Soirée de lancement de J'existe à peine de Michel Quint au Théâtre du Nord le jeudi 1er octobre 2014

Par Philisine Cave
Suite à l'entrevue avec l'auteur, je me dirige vers le Théâtre du Nord où sont disposées sur la scène des tables rondes : de gentilles hôtesses nous proposent un apéro (vin rouge, vin blanc) et de quoi nous substanter le temps de la (re)présentation.  Je m'installe, retrouve afbf (contributrice assidue de Libfly.com), écoute l'auteur de J'existe à peine (Éditions Héloïse d'Ormesson) et Gervais Robin, un comédien habitué à travailler avec Michel Quint. Les deux content quelques extraits bien choisis, pour donner envie, sans en dévoiler trop.

Michel Quint assis, devant un verre de vin rouge (excellent, d'ailleurs) et une grosse boîte de fraises Tagada (élément décisif de J'existe à peine)

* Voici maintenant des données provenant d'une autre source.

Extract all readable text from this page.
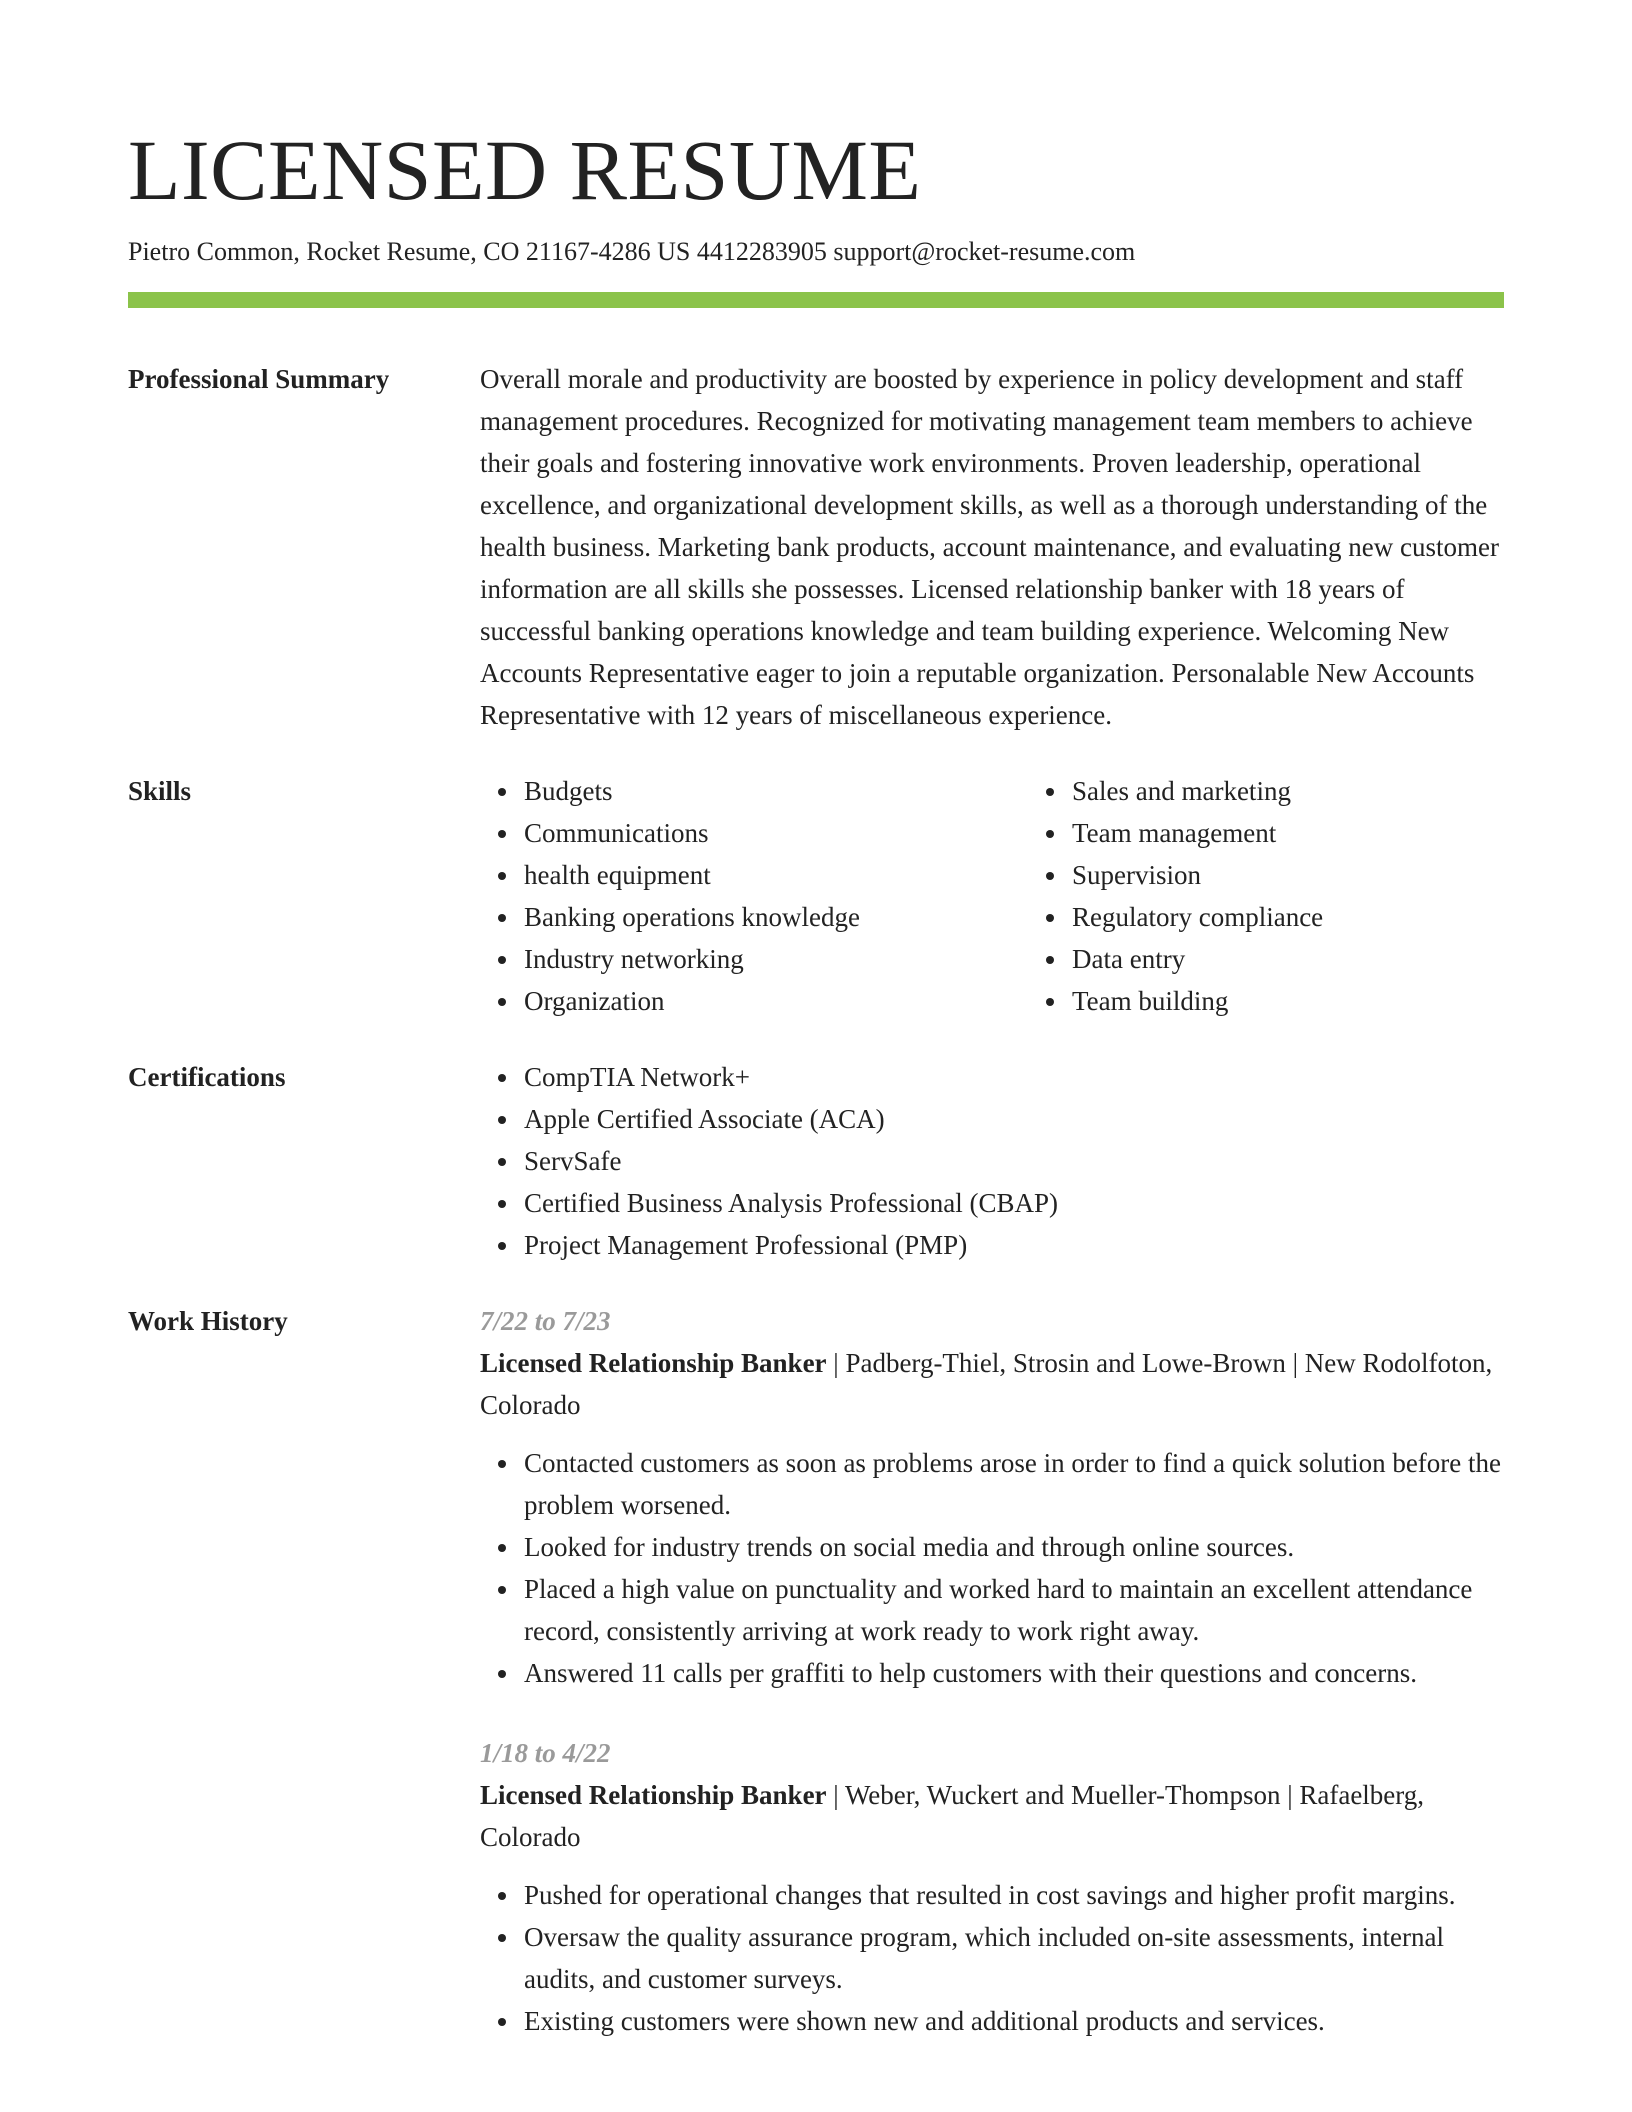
LICENSED RESUME
Pietro Common, Rocket Resume, CO 21167-4286 US 4412283905 support@rocket-resume.com
Professional Summary	Overall morale and productivity are boosted by experience in policy development and staff management procedures. Recognized for motivating management team members to achieve their goals and fostering innovative work environments. Proven leadership, operational excellence, and organizational development skills, as well as a thorough understanding of the health business. Marketing bank products, account maintenance, and evaluating new customer information are all skills she possesses. Licensed relationship banker with 18 years of successful banking operations knowledge and team building experience. Welcoming New Accounts Representative eager to join a reputable organization. Personalable New Accounts Representative with 12 years of miscellaneous experience.

Skills	Budgets
Communications
health equipment
Banking operations knowledge
Industry networking
Organization
Sales and marketing
Team management
Supervision
Regulatory compliance
Data entry
Team building
Certifications	CompTIA Network+
Apple Certified Associate (ACA)
ServSafe
Certified Business Analysis Professional (CBAP)
Project Management Professional (PMP)
Work History	7/22 to 7/23

Licensed Relationship Banker | Padberg-Thiel, Strosin and Lowe-Brown | New Rodolfoton, Colorado

Contacted customers as soon as problems arose in order to find a quick solution before the problem worsened.
Looked for industry trends on social media and through online sources.
Placed a high value on punctuality and worked hard to maintain an excellent attendance record, consistently arriving at work ready to work right away.
Answered 11 calls per graffiti to help customers with their questions and concerns.
1/18 to 4/22

Licensed Relationship Banker | Weber, Wuckert and Mueller-Thompson | Rafaelberg, Colorado

Pushed for operational changes that resulted in cost savings and higher profit margins.
Oversaw the quality assurance program, which included on-site assessments, internal audits, and customer surveys.
Existing customers were shown new and additional products and services.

Le premier morceau choisi présente le narrateur, Alexandre Sénéchal, peu ancré dans la réalité (du fait de son activité artistique qui le fait passer d'un personnage à un autre, en un temps record) et en difficulté existentielle.
Une spectatrice demande à Michel Quint s'il a voulu être comédien. Celui-ci précise que bien qu'inscrit, en son jeune temps, au conservatoire de Tourcoing, il ne s'est pas risqué à une carrière mais reste passionné par le théâtre qu'il a enseigné en lycée.
Puis arrive la présentation de Julius Braeme, prêtre de l'enfance d'Alexandre, celui qui l'a protégé, même si... Michel Quint parle de son absence d'éducation religieuse (même s'il précise facétieusement que ses parents profondément athées lui ont offert un repas de communion, sans la fête religieuse qui va avec, comme cela se fait beaucoup dans le Nord). Il a délibérément choisi ce curé tricheur à l'image de certains footballeurs : il se souvient de prêtres jouant au foot de rue avec des jeunes, cette image a façonné « son » diacre.
Le retour à l'enfance d'Alexandre ne représente en rien une nostalgie (la douleur du retour, en grec) mais une tentative de se reconnaître en l'enfant qu'il était. Avec toujours ce questionnement tragique de l'existence : quand la poisse a-t-elle commencé ? Quel fut l'élément déclencheur ?  Michel Quint rappelle notre incapacité à maîtriser le destin.

Gervais Robin debout, Michel Quint assis

L'extrait suivant marque les repères physiques de l'enfance, le constat d'un monde disparu (la Lainière de Wattrelos) qui a laissé un désert architectural. Ce retour au pays de l'enfance totalement rasé est une façon de rendre hommage à tous ces métiers disparus.
Puis intervient l'élément Marion dans un marivaudage gastronomique : une des prétendantes d'Alexandre, déjà fiancée à Gaspard, un bidasse professionnel. Marion, sensuelle, voluptueuse, fortunée et au cerveau bien fait.  Elle va financer la reconstitution de la visite de la reine Élisabeth II en 1957.
Léonore arrive enfin : elle loue des chambres d'hôte, en propose une à Alexandre (et plus, si affinités). L'alternative amoureuse se met en place et le cœur d'Alexandre tangue dangereusement. Tout détail compte chez Michel Quint : ici des fraises Tagada, là un violon laissé à l'arrière d'une voiture, la fin de vie de Marcel Cerdan et de Ginette Neveu mise en scène malgré soi, comme une pirouette ultime du mauvais sort. C'est aussi ce qui fait que ce livre tient sur un fil, tel un équilibriste vertueux et assuré : la logique demeure implacable et respectée, aucun défaut n'est à noter, le verbe est haut et teinté aux couleurs locales (nordistes). La boucle est définitivement refermée.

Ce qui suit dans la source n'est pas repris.